Si ritiene che in Italia ci siano circa 95 mila chiese, di cui almeno 85 mila sarebbero beni culturali. Non sono soltanto luoghi di culto, ma anche scrigni di bellezza, di spiritualità e di memoria, che raccontano secoli di vita delle comunità delle nostre città e dei nostri paesi. Sono di proprietà della Chiesa, ma anche dello Stato, degli enti locali e di privati cittadini.

Un paio di anni fa lo storico dell’arte Tomaso Montanari, con un suo bellissimo libro, “Chiese chiuse” (Einaudi), lanciò un grido di allarme e di dolore: “Oggi, questo straordinario patrimonio pubblico – che contiene alcuni degli apici della storia dell’arte universale – è in gran parte privatizzato nei fatti: cioè negato. Sono sempre di più le chiese accessibili a pagamento, o destinate ad attività economiche redditizie o addirittura alienate. E sono tantissime quelle di cui siamo privati nel modo più radicale: a causa del loro abbandono, del loro degrado. A volte, del loro crollo. O, semplicemente, a causa della loro chiusura”.

Il fenomeno delle chiese destinate a fini estranei, a causa della secolarizzazione, è drammatico in molti paesi europei, ma comincia a porsi anche in Italia e la Chiesa si interroga.

“A fine novembre del 2018” ricorda Sandro Magister nel suo blog Settimo cielo “il pontificio consiglio della cultura presieduto dal cardinale Gianfranco Ravasi promosse un convegno alla Pontificia Università Gregoriana con delegati degli episcopati di Europa e Nordamerica, dal titolo: ‘Dio non abita più qui’. Ne scaturirono delle ‘linee guida’ che sconsigliavano ‘riutilizzi commerciali a scopo speculativo’ e incoraggiavano invece ‘riutilizzi a scopo solidale’, con finalità ‘culturali o sociali’: musei, aule per conferenze, librerie, biblioteche, archivi, laboratori artistici, centri Caritas, ambulatori, mense per i poveri e altro”.

È un’ipotesi, ma un po’ superficiale. Papa Francesco nella Laudato si’scrive: “insieme al patrimonio naturale, vi è un patrimonio storico, artistico e culturale, ugualmente minacciato. È parte dell’identità comune di un luogo e base per costruire una città abitabile… Bisogna integrare la storia, la cultura e l’architettura di un determinato luogo, salvaguardandone l’identità originale”.

L’ultimo numero di “Vita e pensiero” ospita un intervento di don Giuliano Zanchi dal titolo “Diversamente chiese, la posta in gioco”, che prova a cercare quell’identità originale.

Zanchi rileva che, seppure secolarizzati, gli uomini di questo tempo vivono la bellezza artistica come “indicatore di trascendenza”. Questo “culto sociale” della bellezza riguarda anche gli agnostici e “il sacro storico di molti edifici religiosi non più funzionanti come luoghi della liturgia ha tutte le qualità per poter ospitare questi bisogni sociali così radicati e candidarsi a funzionare come vero crocevia di una ‘fraternità culturale’”.
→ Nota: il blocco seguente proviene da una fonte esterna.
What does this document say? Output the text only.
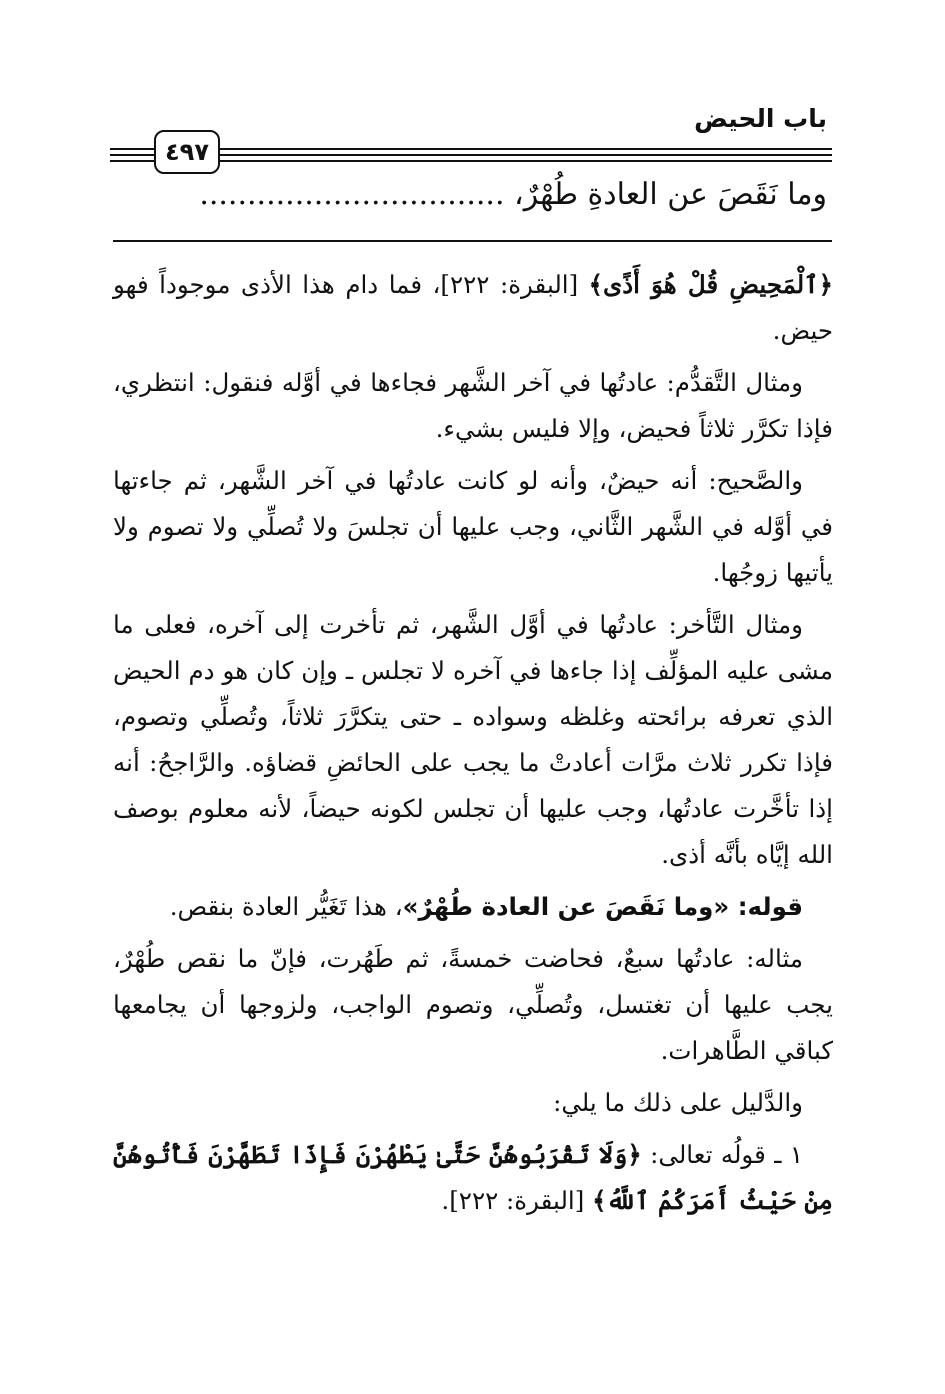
باب الحيض
٤٩٧
وما نَقَصَ عن العادةِ طُهْرٌ، ................................

﴿ٱلْمَحِيضِ قُلْ هُوَ أَذًى﴾ [البقرة: ٢٢٢]، فما دام هذا الأذى موجوداً فهو حيض.

ومثال التَّقدُّم: عادتُها في آخر الشَّهر فجاءها في أوَّله فنقول: انتظري، فإذا تكرَّر ثلاثاً فحيض، وإلا فليس بشيء.

والصَّحيح: أنه حيضٌ، وأنه لو كانت عادتُها في آخر الشَّهر، ثم جاءتها في أوَّله في الشَّهر الثَّاني، وجب عليها أن تجلسَ ولا تُصلِّي ولا تصوم ولا يأتيها زوجُها.

ومثال التَّأخر: عادتُها في أوَّل الشَّهر، ثم تأخرت إلى آخره، فعلى ما مشى عليه المؤلِّف إذا جاءها في آخره لا تجلس ـ وإن كان هو دم الحيض الذي تعرفه برائحته وغلظه وسواده ـ حتى يتكرَّرَ ثلاثاً، وتُصلِّي وتصوم، فإذا تكرر ثلاث مرَّات أعادتْ ما يجب على الحائضِ قضاؤه. والرَّاجحُ: أنه إذا تأخَّرت عادتُها، وجب عليها أن تجلس لكونه حيضاً، لأنه معلوم بوصف الله إيَّاه بأنَّه أذى.

قوله: «وما نَقَصَ عن العادة طُهْرٌ»، هذا تَغَيُّر العادة بنقص.

مثاله: عادتُها سبعٌ، فحاضت خمسةً، ثم طَهُرت، فإنّ ما نقص طُهْرٌ، يجب عليها أن تغتسل، وتُصلِّي، وتصوم الواجب، ولزوجها أن يجامعها كباقي الطَّاهرات.

والدَّليل على ذلك ما يلي:

١ ـ قولُه تعالى: ﴿وَلَا تَقْرَبُوهُنَّ حَتَّىٰ يَطْهُرْنَ فَإِذَا تَطَهَّرْنَ فَأْتُوهُنَّ مِنْ حَيْثُ أَمَرَكُمُ ٱللَّهُ﴾ [البقرة: ٢٢٢].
Ciò significa che queste chiese possono diventare luoghi di confinecapaci di aprire uno spazio esistenziale, “capaci di indirizzare verso il profondo e il trascendente”, intercettando un “desiderio di spiritualità”diffuso “nelle nostre città, che restano impietosamente orizzontali”.

Simone Weil scriveva: “In tutto quel che suscita in noi il sentimento puro ed autentico del bello, c’è realmente la presenza di Dio”.

Gli edifici sacri “chiusi” possono così ritrovare vita diventando soglie dell’infinito e porte della Bellezza. Occorre però una Chiesa capace di incontrare la domanda di significato e le solitudini di quest’epoca iperconnessa.